Department of Neurosciences, Medical University of South Carolina, Charleston 29425, USA.
J Neurosci. 2011 Nov 9;31(45):16177-84. doi: 10.1523/JNEUROSCI.3816-11.2011.
Relapse to cocaine-seeking involves impairments in plasticity at glutamatergic synapses in the nucleus accumbens. Integrins are cell adhesion molecules that bind to the extracellular matrix and regulate aspects of synaptic plasticity, including glutamate receptor trafficking. To determine a role for integrins in cocaine-seeking, rats were trained to self-administer cocaine, the operant response extinguished, and cocaine-seeking induced by a conditioned cue or noncontingent cocaine injection. This cocaine self-administration protocol reduced the content of the β3 integrin subunit in postsynaptic density of the accumbens core at 24 h after the last self-administration session. However, after 3 weeks of forced abstinence plus extinction training, the level of β3 was elevated and was further regulated over 120 min during cocaine-induced drug-seeking. A small peptide ligand [arginine-glycine-aspartate (RGD)] that mimics extracellular matrix protein binding to integrins was microinjected into the accumbens core during self-administration or extinction training, or just before cocaine-reinstated drug seeking. The daily RGD injections during self-administration or just before a reinstatement session inhibited cocaine-induced drug-seeking, while RGD microinjection during extinction training was without consequence on reinstated cocaine-seeking. Daily RGD during self-administration also prevented the enduring changes in β3 levels. Finally, reduced surface expression of the GluR2 subunit of the AMPA receptor is associated with cocaine-seeking, and daily RGD microinjections during self-administration training normalized the surface expression of GluR2. Together, these data indicate that the regulation integrins may contribute to cocaine-reinstated drug-seeking, in part by promoting reduced GluR2 surface expression.

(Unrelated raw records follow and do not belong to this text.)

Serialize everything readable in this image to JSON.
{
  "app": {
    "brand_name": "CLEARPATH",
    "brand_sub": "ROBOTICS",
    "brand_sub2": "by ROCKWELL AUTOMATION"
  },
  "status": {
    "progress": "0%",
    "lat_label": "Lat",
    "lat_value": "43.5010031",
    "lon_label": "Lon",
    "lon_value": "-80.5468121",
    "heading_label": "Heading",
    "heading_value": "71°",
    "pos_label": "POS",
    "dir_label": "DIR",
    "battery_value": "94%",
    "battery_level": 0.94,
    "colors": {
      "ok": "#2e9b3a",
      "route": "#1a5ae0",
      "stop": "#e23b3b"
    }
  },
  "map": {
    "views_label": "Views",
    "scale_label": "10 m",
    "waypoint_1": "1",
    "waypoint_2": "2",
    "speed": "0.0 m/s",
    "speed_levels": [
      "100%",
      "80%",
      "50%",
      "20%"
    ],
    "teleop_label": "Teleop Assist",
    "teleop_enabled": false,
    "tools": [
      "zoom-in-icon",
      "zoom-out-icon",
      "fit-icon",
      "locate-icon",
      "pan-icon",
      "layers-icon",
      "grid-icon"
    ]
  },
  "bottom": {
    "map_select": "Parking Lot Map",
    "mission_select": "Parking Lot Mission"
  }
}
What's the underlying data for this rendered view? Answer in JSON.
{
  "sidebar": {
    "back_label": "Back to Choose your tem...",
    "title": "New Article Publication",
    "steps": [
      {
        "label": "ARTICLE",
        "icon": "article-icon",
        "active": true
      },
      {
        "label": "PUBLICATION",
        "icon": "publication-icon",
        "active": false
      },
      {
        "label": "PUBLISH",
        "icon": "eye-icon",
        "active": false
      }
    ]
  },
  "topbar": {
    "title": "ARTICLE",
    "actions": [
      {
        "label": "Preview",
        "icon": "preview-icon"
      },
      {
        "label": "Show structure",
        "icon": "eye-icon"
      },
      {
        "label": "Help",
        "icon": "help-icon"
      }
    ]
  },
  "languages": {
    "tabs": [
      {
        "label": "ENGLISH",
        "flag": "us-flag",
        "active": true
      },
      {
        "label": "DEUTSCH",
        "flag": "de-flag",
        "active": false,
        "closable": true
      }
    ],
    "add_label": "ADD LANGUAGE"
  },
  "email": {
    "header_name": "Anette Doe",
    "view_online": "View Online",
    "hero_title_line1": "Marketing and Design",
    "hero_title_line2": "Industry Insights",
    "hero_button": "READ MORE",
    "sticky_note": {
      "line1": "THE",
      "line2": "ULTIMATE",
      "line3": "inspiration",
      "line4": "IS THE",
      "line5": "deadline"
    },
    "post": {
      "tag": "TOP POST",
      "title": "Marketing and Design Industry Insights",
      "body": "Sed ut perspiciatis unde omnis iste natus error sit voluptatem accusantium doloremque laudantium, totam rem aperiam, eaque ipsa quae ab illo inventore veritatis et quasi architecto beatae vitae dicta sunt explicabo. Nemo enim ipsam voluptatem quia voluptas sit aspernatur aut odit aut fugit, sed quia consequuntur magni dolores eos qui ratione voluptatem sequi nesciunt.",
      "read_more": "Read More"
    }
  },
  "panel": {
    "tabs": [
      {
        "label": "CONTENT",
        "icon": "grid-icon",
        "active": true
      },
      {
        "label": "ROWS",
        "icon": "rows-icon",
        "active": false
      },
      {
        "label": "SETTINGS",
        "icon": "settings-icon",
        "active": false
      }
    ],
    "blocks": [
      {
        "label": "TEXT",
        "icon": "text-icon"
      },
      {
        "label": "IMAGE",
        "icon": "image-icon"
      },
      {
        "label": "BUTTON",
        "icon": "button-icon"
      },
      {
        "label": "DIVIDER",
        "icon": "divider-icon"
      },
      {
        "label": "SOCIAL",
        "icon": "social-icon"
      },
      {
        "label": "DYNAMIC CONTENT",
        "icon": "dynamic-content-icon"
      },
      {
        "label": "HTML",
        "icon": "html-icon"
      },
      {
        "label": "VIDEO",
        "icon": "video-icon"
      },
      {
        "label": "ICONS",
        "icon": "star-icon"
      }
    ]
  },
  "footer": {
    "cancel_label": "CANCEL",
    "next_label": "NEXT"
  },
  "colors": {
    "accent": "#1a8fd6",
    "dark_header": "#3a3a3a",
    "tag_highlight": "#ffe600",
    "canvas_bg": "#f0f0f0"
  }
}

复吸可卡因涉及到伏隔核中谷氨酸能突触的可塑性损伤。整合素是细胞黏附分子,与细胞外基质结合并调节突触可塑性的各个方面,包括谷氨酸受体转运。为了确定整合素在可卡因寻求中的作用,训练大鼠自行给予可卡因,操作性反应被消除,条件性线索或非连续可卡因注射诱导可卡因寻求。这种可卡因自我给药方案在最后一次自我给药后 24 小时降低了伏隔核核心中突触后密度的β3 整合素亚基含量。然而,在强制禁欲和消退训练 3 周后,β3 的水平升高,并在可卡因诱导的药物寻求期间进一步调节 120 分钟。一种模仿细胞外基质蛋白与整合素结合的小肽配体[精氨酸-甘氨酸-天冬氨酸(RGD)]在自我给药或消退训练期间或在可卡因复吸药物寻求之前被微注射到伏隔核核心中。在自我给药或复吸期间,每日 RGD 注射抑制可卡因诱导的药物寻求,而在消退训练期间的 RGD 微注射对复吸可卡因寻求没有影响。在自我给药期间每日 RGD 还防止了β3 水平的持久变化。最后,AMPA 受体的 GluR2 亚基的表面表达减少与可卡因寻求有关,并且在自我给药训练期间每日 RGD 微注射使 GluR2 的表面表达正常化。总之,这些数据表明整合素的调节可能有助于可卡因复吸药物寻求,部分原因是促进了 GluR2 表面表达的减少。